Damit können sie buchstäblich nach DNA greifen und sie abtasten, um zu überprüfen, aus welchen Bausteinen sie besteht. Wenn sie die richtige Kombination der vier DNA-Bausteine Adenin, Thymin, Cytosin und Guanin gefunden haben, krallen sie sich fest – so sind sie in der Lage, in einem Milliarden Bausteine langen DNA-Stück einen ganz bestimmten Abschnitt zu finden und daran kleben zu bleiben. Ein Finger erkennt dabei drei bis vier DNA-Bausteine. Welche das sind, ist vom Aufbau des Zinkfingers abhängig. Zwei Zinkfinger in einem Protein nebeneinander bleiben an einer sechs Bausteine langen DNA-Sequenz hängen, bei drei Fingern muss schon eine Abfolge von neun DNA-Bausteinen passen und so weiter.

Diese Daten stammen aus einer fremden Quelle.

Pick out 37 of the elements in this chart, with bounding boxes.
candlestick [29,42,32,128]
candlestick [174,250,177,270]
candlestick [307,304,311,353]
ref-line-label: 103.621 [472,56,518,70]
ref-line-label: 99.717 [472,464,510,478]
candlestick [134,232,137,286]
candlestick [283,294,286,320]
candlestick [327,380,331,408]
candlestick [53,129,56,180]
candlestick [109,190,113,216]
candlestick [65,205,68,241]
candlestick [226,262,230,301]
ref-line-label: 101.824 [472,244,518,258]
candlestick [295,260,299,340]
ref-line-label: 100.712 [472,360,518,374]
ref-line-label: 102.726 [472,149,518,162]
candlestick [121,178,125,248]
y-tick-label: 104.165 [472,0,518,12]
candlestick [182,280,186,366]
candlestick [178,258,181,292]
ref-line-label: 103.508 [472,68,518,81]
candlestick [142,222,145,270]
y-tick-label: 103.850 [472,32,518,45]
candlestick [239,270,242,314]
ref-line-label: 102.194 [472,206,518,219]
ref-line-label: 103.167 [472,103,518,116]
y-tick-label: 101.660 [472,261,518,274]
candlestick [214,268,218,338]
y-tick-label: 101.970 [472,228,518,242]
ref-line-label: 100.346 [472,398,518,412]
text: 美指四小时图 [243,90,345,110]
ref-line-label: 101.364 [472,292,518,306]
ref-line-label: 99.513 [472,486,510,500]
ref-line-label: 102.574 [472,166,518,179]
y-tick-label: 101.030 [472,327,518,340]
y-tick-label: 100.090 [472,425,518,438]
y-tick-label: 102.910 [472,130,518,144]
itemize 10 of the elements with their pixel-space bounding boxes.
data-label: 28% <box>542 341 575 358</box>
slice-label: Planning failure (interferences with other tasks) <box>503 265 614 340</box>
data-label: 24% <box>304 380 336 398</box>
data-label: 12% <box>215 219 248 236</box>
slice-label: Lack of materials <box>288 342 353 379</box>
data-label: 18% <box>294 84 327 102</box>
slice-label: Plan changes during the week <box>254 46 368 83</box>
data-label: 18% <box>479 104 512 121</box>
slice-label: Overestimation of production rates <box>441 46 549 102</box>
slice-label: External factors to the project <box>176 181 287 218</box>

„Man kann Zinkfinger wie Legosteine miteinander kombinieren“, erklärt Lanphier begeistert. „Ein einzigartiges Bauprinzip“, denn alle anderen bekannten DNA-bindenden Eiweiße bleiben eher zufällig an einer bestimmten DNA-Bausteinabfolge kleben. Allein bei den Zinkfingern steckt eine nachvollziehbare Logik dahinter. Entsprechend häufig nutzt die Natur das Prinzip: „Zinkfinger-Proteine finden sich in allen Organismen“, sagt Lanphier.